Türkiye’nin son zamanlardaki kararlı duruşunun uluslararası hukuka dayandığını kaydeden Yılmaz, Akdeniz’deki diğer aktörlerin de Türkiye ile hukukî anlamda anlaşmak zorunda olduğunu belirterek, sözlerini şöyle sürdürdü:
“Çünkü Güney Kıbrıs Rum Yönetimi de tıpkı Yunanistan gibi bölgede alan gaspı yapmaya çalışmakta. Dolayısıyla bu antlaşma yalnızca Libya’nın değil Mısır ve Lübnan’ın da hukukî haklarını koruma altına almakta. Bu anlamda Türkiye’nin Mısır ve Lübnan’la da ilişkileri yeni bir zemine oturabilir. Türkiye özellikle Doğu Akdeniz ve Kıbrıs konusunda oldukça kararlı olmakla birlikte hak ve hukukunun kollanması noktasında da mücadelesini sürdürecektir. Türkiye bölgede savaş değil, barış istiyor. Uluslararası hukuka dayalı hak ve menfaatlerini korumak için de bu duruşunu sürdürecektir. Bölgede tek taraflı adam atarak savaşa zemin hazırlayanlar bilmelidir ki; Türkiye her türlü mücadeleye hazırdır."
Trablusgarp’taki Ulusal Mutabakat Hükümeti’nin, Birleşmiş Milletler tarafından tanınan resmî hükümet olmakla birlikte Türkiye’yle hem siyasî hem de askerî ilişkilere sahip olduğunu hatırlatan uzman, “Bu işbirliğinin Doğu Akdeniz’de artarak devam edeceğini düşünüyoruz. Dolayısıyla Libya’dan da resmî anlamda bir çağrı gelirse, Türk askeri Libya’ya desteğini sürdürmeye devam edecektir. Yani Türkiye bu konuda askerî bir inisiyatif alabilir. Zira unutulmamalıdır ki geçmişte de Libya ordusunun organizasyonunda Türk subayların rolü büyüktür” ifadelerini kullandı.

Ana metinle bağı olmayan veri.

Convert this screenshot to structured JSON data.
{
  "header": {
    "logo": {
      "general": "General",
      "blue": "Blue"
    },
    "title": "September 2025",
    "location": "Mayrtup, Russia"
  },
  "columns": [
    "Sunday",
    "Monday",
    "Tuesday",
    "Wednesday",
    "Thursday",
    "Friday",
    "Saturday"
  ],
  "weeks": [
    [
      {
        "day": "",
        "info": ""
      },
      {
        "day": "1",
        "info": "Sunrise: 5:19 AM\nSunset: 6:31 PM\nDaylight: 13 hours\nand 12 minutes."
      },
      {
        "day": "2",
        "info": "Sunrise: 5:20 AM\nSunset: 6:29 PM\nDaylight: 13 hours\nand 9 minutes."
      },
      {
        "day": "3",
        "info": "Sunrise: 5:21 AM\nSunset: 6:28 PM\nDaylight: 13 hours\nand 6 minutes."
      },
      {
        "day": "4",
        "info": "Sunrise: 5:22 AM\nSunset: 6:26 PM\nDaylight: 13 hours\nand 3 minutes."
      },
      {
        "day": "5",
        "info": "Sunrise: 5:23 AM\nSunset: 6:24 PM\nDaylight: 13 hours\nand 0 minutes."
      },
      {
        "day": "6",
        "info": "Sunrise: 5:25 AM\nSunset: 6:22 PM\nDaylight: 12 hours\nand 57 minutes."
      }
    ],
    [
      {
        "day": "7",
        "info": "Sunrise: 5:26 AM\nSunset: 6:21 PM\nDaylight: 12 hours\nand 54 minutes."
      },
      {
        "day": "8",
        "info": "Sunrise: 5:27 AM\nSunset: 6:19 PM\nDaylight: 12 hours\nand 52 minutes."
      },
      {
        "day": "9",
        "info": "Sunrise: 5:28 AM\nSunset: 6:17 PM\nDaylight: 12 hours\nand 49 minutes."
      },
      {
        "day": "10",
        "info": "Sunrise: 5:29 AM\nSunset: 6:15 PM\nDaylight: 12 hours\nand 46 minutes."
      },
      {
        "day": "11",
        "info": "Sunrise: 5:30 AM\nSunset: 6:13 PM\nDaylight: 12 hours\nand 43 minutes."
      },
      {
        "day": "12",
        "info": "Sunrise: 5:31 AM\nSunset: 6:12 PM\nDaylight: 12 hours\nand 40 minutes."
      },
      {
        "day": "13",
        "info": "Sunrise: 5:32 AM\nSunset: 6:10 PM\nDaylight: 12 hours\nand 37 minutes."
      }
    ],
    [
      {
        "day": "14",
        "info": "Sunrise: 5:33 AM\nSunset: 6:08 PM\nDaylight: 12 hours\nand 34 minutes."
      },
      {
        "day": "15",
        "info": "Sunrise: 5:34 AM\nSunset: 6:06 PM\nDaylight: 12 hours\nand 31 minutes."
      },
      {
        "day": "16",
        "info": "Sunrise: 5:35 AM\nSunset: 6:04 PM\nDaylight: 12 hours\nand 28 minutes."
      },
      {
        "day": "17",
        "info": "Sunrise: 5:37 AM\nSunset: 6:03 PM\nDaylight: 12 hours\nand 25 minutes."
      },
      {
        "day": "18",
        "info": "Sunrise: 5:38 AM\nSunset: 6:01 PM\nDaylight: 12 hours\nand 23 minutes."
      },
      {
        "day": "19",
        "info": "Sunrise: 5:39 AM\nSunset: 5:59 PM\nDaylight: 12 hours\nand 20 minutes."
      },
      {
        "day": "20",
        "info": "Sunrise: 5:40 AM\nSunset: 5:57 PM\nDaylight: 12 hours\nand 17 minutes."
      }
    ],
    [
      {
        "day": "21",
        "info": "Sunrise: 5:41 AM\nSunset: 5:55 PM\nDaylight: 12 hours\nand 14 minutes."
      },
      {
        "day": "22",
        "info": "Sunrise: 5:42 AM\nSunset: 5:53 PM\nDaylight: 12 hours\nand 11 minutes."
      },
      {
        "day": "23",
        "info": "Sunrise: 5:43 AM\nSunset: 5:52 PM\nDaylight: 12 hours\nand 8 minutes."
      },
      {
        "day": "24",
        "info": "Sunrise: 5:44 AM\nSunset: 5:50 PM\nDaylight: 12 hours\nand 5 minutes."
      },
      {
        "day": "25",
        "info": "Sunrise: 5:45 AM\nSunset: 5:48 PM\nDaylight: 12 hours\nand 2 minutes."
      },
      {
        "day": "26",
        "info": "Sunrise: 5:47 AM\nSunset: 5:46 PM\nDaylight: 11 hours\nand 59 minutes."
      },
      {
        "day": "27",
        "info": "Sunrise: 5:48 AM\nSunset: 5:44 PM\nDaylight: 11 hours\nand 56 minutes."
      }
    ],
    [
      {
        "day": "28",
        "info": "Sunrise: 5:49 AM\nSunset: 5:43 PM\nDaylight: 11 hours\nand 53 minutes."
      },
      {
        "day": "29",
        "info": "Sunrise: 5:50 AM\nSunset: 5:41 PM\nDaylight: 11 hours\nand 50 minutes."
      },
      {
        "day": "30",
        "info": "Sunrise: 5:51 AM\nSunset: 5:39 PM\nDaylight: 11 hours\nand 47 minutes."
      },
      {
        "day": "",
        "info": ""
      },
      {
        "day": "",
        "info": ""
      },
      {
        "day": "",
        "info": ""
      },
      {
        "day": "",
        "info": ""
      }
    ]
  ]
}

Rusya’nın da Libya meselesindeki tarafsız konumunu sürdürdüğünü ve bütün aktörlerle görüşme sağladığını dile getiren Yılmaz, “Rusya’nın da isteği tıpkı Türkiye gibi ülkedeki çatışmaların sona erdirilerek bir an önce Libya’nın istikrara kavuşması. Rusya, Haftar’a daha yakın dursa da buradaki pozisyonu Türkiye’yle olan ilişkilerini doğrudan etkilemeyecektir” dedi.
Yılmaz, “Hatta karşılıklı olarak anlaşma sağlanabilirse, Suriye’deki Türk-Rus işbirliği Libya özelinde Kuzey Afrika’ya da taşınabilir. Zira Libya’da yürütülecek bir Türk-Rus işbirliği, Suriye’de olduğu gibi emperyalist planları bozacaktır” diye kaydetti.